Intervention : Florian Dauphin

Florian Dauphin est sociologue et maitre de conférences en science de l’information et de la communication à l’université de Picardie Jules Verne. Ses recherches s’inscrivent dans l’analyse de la construction de l’opinion publique à l’ère numérique. Elles portent notamment sur les dynamiques sociales et politiques de l’information en ligne, en analysant les mécanismes de la désinformation, depuis la circulation des rumeurs jusqu’aux fake news et aux logiques complotistes.

Mythe vs Réalité

Le débat public autour de l’intelligence artificielle générative est souvent structuré par des idées reçues. Parmi les plus répandues, on retrouve la crainte de deepfakes hyperréalistes qui signeraient la fin de la preuve visuelle. Dans les faits, si ces productions existent, leurs effets directs restent limités : elles sont encore relativement rares, ont une durée de vie courte et sont souvent rapidement démenties lorsqu’elles deviennent visibles.

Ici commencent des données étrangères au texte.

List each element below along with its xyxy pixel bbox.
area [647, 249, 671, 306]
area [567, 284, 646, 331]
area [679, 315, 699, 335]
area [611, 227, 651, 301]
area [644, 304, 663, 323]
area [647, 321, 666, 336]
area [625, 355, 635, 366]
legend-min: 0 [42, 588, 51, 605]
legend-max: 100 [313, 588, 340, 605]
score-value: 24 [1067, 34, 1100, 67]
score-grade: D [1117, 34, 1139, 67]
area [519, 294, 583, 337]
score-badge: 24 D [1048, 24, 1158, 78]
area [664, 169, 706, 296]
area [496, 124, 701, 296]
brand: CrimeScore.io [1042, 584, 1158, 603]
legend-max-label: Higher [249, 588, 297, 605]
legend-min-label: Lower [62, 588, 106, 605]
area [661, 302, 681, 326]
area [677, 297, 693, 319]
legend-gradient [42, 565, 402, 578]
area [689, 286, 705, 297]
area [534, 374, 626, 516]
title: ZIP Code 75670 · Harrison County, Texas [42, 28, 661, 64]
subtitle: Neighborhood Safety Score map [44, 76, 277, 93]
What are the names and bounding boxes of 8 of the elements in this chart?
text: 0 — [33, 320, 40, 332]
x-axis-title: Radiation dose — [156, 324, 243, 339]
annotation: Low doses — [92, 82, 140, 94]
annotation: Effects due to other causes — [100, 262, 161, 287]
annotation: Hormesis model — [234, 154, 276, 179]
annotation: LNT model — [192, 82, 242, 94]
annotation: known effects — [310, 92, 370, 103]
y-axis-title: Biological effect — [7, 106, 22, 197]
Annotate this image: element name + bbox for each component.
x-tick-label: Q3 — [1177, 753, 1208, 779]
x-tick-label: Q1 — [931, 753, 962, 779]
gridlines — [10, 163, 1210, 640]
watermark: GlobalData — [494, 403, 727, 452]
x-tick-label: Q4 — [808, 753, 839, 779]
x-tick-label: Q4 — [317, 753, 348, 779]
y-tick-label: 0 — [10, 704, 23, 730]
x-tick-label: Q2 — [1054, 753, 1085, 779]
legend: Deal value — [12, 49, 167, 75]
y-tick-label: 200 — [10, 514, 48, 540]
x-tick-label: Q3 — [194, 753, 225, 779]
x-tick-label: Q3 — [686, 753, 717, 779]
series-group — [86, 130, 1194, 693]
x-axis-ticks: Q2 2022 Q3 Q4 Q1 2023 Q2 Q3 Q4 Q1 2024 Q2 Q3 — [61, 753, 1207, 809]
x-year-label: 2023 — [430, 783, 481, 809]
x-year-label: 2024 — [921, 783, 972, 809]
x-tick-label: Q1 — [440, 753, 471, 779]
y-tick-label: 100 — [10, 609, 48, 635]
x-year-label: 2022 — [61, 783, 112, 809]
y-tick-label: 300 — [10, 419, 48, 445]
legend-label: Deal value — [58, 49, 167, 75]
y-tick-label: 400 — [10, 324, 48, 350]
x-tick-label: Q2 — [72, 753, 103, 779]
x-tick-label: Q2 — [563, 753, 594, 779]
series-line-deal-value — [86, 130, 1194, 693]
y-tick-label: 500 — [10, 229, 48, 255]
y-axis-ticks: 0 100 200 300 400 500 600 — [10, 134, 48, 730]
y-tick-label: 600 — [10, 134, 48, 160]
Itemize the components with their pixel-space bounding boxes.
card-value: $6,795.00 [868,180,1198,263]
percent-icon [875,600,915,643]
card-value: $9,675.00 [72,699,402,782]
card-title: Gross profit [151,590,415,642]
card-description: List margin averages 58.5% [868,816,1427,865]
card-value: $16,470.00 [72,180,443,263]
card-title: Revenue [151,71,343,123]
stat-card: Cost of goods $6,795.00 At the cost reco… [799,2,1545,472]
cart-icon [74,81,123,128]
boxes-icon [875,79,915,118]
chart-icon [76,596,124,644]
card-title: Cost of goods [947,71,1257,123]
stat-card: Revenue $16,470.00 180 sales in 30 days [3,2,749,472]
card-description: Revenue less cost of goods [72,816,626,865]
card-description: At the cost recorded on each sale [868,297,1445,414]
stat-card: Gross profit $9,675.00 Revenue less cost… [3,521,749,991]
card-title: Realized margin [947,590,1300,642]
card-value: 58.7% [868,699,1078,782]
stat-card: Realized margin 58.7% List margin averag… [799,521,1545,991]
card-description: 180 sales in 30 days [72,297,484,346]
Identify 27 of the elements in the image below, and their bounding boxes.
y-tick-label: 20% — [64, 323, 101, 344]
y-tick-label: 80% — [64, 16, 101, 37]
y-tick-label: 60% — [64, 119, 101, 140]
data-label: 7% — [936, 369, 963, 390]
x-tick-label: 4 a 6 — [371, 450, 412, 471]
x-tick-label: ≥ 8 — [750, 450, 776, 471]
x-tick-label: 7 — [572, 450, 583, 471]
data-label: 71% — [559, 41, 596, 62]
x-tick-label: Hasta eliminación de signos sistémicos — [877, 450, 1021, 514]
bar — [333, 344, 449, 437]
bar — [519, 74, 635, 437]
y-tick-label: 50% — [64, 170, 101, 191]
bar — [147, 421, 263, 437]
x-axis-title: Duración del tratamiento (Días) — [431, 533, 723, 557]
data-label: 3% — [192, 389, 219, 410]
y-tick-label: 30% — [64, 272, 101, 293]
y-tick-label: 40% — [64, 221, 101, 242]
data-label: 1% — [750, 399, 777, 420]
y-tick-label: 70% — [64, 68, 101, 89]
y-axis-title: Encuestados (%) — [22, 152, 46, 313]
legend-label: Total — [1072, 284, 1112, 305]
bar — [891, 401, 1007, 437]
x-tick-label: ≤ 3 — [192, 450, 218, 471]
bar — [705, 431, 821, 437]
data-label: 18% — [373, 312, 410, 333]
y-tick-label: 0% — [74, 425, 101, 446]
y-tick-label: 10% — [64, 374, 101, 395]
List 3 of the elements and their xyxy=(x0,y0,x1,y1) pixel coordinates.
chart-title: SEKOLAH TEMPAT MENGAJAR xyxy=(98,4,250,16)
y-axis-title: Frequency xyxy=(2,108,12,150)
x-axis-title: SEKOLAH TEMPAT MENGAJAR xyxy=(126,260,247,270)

Autre mythe fréquent : l’idée que l’IA tromperait massivement tout le monde à grande échelle. Or, ce qui fonctionne le mieux aujourd’hui en matière de désinformation visuelle ne relève pas toujours de technologies sophistiquées. Les cheapfakes (contenus grossièrement modifiés) et surtout la recontextualisation d’images réelles, sorties de leur contexte d’origine, sont bien plus efficaces et largement répandues.

Enfin, l’espoir d’un détecteur parfait capable de régler définitivement le problème du vrai et du faux persiste. Cette vision repose sur une approche technosolutionniste qui tend à réduire la question à un enjeu purement technique.

Une crise de confiance plus profonde

Comme le souligne le chercheur Florian Dauphin, se focaliser exclusivement sur l’IA générative risque de masquer des causes plus profondes. La méfiance actuelle envers les images ne provient pas uniquement des deepfakes, mais d’une érosion plus large de la confiance : envers les médias, les institutions, les figures d’autorité et les récits dominants. Certains cas médiatisés ont renforcé ce sentiment de bascule, alimentant l’idée que « tout peut être faux ».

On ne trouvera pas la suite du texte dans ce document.